Dive Brief:
- After missing a March 15 presidential deadline, the development of an emergency temporary standard for COVID-19 has now been put on hold by Labor Secretary Marty Walsh, as the urgency for its issuance declines among rising vaccination numbers and the political will for its implementation has thinned, according to media reports and expert analysis.
- Walsh asked OSHA, which was charged with considering whether an ETS was necessary in an executive order from President Joe Biden in January, to put the process on hold so that relevant materials could be updated "to reflect the latest scientific analysis of the state of the disease," according to a Bloomberg Law article. Walsh ordered the update based on the Centers for Disease Control and Prevention analysis and the latest information regarding the state of vaccinations and coronavirus variants, according to the article.
- Experts say the legal bar for issuing an ETS has been raised as COVID-19 case numbers and deaths have declined in the U.S., and vaccinations have increased, with one-third of the population having received at least one shot as of April 7. "In order to issue an ETS, there must be grave danger to employees," Gabrielle Sigel, a partner at Chicago-based law firm Jenner & Block, told Construction Dive. "But the evidence of the danger is changing. The vaccines are changing the facts surrounding the ETS."
Dive Insight:
Worker advocacy groups reacted swiftly to the news.
"Workers can't wait," said Jessica Martinez, co-executive director of the National Council for Occupational Safety and Health, in a statement. "We know that workers still face the risk of COVID-19 infections in their workplaces, and we know that these infections can spread to neighborhoods, families and communities."

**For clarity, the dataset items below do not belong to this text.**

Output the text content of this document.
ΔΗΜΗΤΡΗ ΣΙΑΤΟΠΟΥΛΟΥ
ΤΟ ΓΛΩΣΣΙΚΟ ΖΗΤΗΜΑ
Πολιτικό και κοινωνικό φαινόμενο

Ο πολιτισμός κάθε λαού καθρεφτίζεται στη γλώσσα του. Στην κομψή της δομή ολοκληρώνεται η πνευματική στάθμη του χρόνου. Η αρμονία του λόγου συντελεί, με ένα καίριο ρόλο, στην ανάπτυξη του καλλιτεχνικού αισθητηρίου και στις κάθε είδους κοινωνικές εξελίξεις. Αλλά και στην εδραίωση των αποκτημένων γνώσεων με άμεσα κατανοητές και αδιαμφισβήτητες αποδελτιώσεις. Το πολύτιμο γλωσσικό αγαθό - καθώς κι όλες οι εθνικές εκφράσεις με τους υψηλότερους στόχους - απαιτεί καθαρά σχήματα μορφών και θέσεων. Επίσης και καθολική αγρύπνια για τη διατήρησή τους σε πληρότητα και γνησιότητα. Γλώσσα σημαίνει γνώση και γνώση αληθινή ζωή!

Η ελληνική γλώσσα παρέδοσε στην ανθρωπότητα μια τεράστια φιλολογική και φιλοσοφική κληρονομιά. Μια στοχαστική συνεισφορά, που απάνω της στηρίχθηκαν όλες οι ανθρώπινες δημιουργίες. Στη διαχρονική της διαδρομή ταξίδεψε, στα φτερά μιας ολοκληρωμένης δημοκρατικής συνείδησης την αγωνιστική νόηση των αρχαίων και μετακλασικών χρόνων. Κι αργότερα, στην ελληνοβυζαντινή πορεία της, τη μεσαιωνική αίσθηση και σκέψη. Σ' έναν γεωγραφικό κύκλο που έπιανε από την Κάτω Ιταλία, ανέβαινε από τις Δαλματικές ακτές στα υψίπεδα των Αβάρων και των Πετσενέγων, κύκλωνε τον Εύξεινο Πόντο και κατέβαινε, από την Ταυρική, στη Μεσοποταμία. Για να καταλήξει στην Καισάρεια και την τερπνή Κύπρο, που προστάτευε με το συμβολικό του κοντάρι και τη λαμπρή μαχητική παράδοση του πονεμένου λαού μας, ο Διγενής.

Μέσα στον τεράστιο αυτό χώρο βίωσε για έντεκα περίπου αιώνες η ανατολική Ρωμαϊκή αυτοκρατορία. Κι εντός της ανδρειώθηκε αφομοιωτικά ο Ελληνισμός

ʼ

The issuance of an ETS, which would supply a single, minimum standard for employers to follow in protecting employees from COVID-19 at work, has been an issue of debate since early in the pandemic. OSHA declined to issue an ETS during the Trump administration, even as worker groups unsuccessfully sued it to do so.
Employers have said an ETS isn't necessary, since they're already been following CDC guidance on COVID-19 mitigation, though some have complained that varying state requirements have cost them money by having to comply with patchwork rules.
Now, with Walsh in place as labor secretary for only two weeks, time may have run out for an ETS to be put in place. "This is not the kind of thing you'd want necessarily an acting secretary to issue," said Sigel, who wrote a recent Law360 article on ETS hurdles.
Meanwhile, the reasoning given for pausing the development of an ETS has experts questioning whether it has become a moot point.
"The focus on the state of the disease suggests Secretary Walsh and his team at OSHA realize that there is no longer an emergency due to the rate of vaccinations throughout the country and many of the U.S. population will be vaccinated in a matter of months," wrote James Sullivan, co-chair of the OSHA-Workplace Safety Practice at Philadelphia-based law firm Cozen O'Connor, in a posting on legal knowledge-base site JD Supra. "That eventuality presents a significant roadblock for OSHA."
At the same time, now may also not be the most opportune moment for the Biden administration to push for more workplace rules, as it tries to sell its $2 trillion American Jobs Plan to companies across the U.S.
"You have to think about what kind of political air would be taken up with this debate about an ETS that the Biden administration may not want to be taken up right now," Sigel said. "Especially if they're looking for support from employers, such as those in the construction industry, for the infrastructure plan, for instance."